Building the pipeline
One of the main issues identified by GFANZ members, who include asset owners and managers, banks and insurance firms, is the size of project pipelines in Indonesia and Vietnam.
When there are fewer projects, they can be more hotly contested by both public and private finance.
A much larger pipeline of projects is therefore needed to secure the volume of private finance necessary to facilitate the transition, with public finance focusing on both improving the scale of these projects and addressing thornier challenges, like managing carbon phase-out.
Carr said a wide set of GFANZ members are being encouraged to engage with JETP-aligned projects that get tendered now, “while we also consider new financing structures and processes that could unlock more private finance”.
The first wave of financing from GFANZ will come from banks and venture capital to get projects off the ground, she said.
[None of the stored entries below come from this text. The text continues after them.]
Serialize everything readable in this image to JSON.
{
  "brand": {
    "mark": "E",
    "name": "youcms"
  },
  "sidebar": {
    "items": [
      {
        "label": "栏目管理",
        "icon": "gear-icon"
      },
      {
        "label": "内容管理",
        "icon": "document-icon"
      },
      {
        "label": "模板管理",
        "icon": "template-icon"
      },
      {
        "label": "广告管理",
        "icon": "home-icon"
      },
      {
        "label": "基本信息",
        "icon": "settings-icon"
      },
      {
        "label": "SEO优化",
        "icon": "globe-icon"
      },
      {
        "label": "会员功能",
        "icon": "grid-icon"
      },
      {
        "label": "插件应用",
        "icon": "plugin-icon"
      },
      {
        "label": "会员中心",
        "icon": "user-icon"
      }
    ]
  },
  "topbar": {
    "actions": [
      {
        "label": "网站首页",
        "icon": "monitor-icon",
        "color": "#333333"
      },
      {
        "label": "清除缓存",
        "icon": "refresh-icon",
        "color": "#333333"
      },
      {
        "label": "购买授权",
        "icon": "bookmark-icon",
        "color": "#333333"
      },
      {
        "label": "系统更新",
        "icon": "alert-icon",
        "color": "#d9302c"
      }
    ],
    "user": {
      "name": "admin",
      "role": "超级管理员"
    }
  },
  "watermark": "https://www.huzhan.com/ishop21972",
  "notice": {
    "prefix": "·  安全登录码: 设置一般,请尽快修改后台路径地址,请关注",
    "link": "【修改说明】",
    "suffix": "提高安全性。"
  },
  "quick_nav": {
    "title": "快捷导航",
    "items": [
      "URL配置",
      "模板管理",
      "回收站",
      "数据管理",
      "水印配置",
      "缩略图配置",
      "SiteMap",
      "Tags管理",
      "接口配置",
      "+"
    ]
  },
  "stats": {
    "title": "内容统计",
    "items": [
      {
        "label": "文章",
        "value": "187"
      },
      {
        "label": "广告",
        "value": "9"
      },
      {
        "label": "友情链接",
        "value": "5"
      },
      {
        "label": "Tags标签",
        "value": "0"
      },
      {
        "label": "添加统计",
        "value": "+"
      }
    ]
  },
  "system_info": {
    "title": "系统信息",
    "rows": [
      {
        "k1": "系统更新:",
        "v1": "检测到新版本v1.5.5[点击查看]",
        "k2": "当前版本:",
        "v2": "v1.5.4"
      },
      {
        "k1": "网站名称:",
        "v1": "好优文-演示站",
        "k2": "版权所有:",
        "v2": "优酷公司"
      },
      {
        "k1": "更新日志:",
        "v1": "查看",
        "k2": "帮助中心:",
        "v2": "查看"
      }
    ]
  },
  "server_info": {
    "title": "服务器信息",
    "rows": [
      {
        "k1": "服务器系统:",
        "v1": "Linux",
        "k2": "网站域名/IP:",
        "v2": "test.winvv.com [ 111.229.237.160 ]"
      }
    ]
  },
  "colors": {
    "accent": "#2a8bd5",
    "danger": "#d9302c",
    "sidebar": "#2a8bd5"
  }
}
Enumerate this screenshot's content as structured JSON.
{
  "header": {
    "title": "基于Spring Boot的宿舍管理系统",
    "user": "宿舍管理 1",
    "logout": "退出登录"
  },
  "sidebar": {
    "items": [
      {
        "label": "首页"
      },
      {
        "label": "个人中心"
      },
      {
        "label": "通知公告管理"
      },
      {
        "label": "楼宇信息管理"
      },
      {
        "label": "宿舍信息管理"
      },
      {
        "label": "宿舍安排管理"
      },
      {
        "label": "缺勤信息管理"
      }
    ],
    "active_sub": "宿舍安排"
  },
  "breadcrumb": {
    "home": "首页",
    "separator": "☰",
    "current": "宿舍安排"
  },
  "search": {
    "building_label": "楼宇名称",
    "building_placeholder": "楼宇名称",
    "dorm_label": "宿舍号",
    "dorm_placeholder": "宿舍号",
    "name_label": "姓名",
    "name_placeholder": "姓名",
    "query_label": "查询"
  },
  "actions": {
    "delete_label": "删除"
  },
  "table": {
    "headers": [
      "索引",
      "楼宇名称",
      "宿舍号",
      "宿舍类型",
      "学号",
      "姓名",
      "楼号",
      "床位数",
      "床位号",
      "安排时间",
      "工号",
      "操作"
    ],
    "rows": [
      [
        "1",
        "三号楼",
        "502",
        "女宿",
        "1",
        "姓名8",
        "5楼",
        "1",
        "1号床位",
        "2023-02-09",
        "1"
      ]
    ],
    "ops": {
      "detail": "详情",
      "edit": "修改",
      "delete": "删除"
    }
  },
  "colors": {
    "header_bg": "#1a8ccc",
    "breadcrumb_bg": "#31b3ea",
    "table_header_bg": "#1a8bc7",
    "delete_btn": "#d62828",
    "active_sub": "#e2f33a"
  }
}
GFANZ then plans to “build out solutions that allow for the recycling of that financing”, bringing in a wider set of investors to provide the necessary “patient capital”, such as pension funds, which have far longer time horizons.
“We’re still very early in the process, and we’re working on getting the first part of the chain moving, but we are very aware that we are going to need more patient capital.”
In June, GFANZ’s APAC Network launched a consultation on voluntary guidance for financing the early retirement of coal-fired power plants in Asia-Pacific as part of a just net zero transition, building on emerging frameworks for the managed phaseout of coal-fired power plants, including GFANZ’s Managed Phaseout of High-Emitting Assets guidance released last year.
Leave no one behind
It is equally important that JETP Investment Plans prioritise the ‘just’ aspect of the transition, according to Carr.
“The eroding carbon budget means we’re trying to perform quite a significant shift in the economy over a very short period of time,” she said.
“It’s absolutely clear that there is a huge priority for making sure that people most directly affected are supported. It needs to be a collective effort between governments, international bodies, public and private finance, philanthropy, and local stakeholders.”
It is important to note that this is a slightly more contentious point in Vietnam, with a number of climate advocates jailed as part of a crackdown on civil society groups in recent years by the country’s ruling Communist Party.
Indonesia and Vietnam are expected to unveil their Investment Plans by COP28.